Well, our brewmaster at the time went to a seminar where they talked about this new technology to capture your CO₂. The big guys, the big brewers – Miller, Coors – had these units, because on their scale it was a no-brainer to recapture CO₂. But on the smaller scale, they just didn’t have units for breweries of our size. But this new company called Earthly Labs was just starting to make these units where you could recapture your CO₂ on our scale and convert it. The other thing is that it’s all-natural CO₂, which is not the same as buying commercial CO₂, which is not food-grade and has some impurities. You can actually taste the difference between that and an all-natural CO₂. 

So you have your own loop.

We have our own loop. We create it and use it. And we put it on our packaging: “solar-powered brewery” and “all-natural CO₂.” I think we spent $90,000 on this unit. We were definitely on the bleeding edge – we spent a handful of months working with the company to work out some of the kinks at the beginning. And I’ve done quite a few talks on it to different brewery organizations to try and encourage other people to do it.

I love that term, the “bleeding edge.”

Somebody has to jump in. And I think when you lose a child, it’s like everything else is in a totally different perspective. Life is completely different than it was, and so doing things just to better the world, the planet, just totally makes sense.

Sometimes it’s just saying, “No, no, no, let’s think how to do that better.” So some of the small things that we do, we talk to our food trucks, and if they have styrofoam containers, we bring them reusable plastic baskets of ours with paper liners. We recycle our grain bags. We recycle our stretch wrap. We have a native plants garden. When we learned that the county was not recycling bottles anymore, we moved to cans.

What kind of advice do you give to other brewers, or other people generally, who are interested in trying to implement these more sustainable solutions?

Basically it’s just giving them the information. What did it cost? What is the return? How are we able to show it? What response do we get from people based on that?

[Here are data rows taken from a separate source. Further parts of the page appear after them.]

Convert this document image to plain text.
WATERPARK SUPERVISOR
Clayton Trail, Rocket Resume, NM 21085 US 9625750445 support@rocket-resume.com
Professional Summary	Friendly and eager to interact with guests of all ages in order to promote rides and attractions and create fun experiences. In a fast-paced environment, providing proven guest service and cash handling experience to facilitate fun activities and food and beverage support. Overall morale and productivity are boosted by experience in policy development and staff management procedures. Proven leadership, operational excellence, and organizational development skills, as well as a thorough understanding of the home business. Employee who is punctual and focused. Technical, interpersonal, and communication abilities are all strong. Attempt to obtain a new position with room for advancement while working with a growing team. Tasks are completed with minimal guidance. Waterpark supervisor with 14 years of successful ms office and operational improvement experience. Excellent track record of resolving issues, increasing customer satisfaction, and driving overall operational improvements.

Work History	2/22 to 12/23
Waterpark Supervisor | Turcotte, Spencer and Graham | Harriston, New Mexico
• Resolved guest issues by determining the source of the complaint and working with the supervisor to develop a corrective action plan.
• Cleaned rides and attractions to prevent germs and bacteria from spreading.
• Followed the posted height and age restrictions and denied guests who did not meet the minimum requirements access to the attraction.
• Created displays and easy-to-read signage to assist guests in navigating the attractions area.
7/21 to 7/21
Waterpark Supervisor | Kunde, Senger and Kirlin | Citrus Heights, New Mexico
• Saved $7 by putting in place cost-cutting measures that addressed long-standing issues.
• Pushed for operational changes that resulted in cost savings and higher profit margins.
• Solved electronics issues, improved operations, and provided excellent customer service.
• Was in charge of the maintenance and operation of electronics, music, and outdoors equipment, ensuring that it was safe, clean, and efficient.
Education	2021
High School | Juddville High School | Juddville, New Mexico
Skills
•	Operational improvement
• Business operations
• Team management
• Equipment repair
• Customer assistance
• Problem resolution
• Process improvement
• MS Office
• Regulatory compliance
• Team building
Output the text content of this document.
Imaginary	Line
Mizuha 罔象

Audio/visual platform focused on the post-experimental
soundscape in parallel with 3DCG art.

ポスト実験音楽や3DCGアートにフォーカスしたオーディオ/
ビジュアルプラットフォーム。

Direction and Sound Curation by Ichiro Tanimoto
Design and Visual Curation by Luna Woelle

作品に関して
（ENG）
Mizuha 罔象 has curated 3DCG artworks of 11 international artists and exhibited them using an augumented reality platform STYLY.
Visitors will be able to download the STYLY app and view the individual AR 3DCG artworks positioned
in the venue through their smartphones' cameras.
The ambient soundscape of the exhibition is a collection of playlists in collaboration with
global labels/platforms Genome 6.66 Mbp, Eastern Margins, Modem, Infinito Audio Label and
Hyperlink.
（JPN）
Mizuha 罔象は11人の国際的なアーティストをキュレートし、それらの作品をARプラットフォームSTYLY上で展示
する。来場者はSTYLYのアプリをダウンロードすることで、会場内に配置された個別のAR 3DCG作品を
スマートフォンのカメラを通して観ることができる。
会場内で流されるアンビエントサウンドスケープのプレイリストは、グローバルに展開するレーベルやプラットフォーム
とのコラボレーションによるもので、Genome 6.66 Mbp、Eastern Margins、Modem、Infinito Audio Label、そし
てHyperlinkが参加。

To be honest, it’s not as much of a response as I would want. We are in a very conservative county here. I think if we were somewhere else, people would be more like, “Oh, awesome. You’re an environmental brewery.” But honestly, both sides out here, they care about nature, the planet, the land. So my mission here is to show the environmental things that we do, and communicate in a positive way what it is to care for the planet in little ways and big ways. We do events to promote the environment in a non-threatening way, where everybody is comfortable. Because I feel like that’s the way we’re going to influence people: if they feel good about coming here and then feel good about what we’re doing and don’t feel that we are looking
down on them.

Thinking about the inspiration that Finley’s been for you, what message do you try to take forward?

Remembering to be uplifting and positive and to do every single little thing that I can think of. A lot of it’s just learning to do the best you can. It’s really about living, loving, enjoying life, and making the planet better at the same time. That’s been our mission. Enriching lives and living sustainably at the same time. It can’t just all be about living sustainably. Life has to be joyful.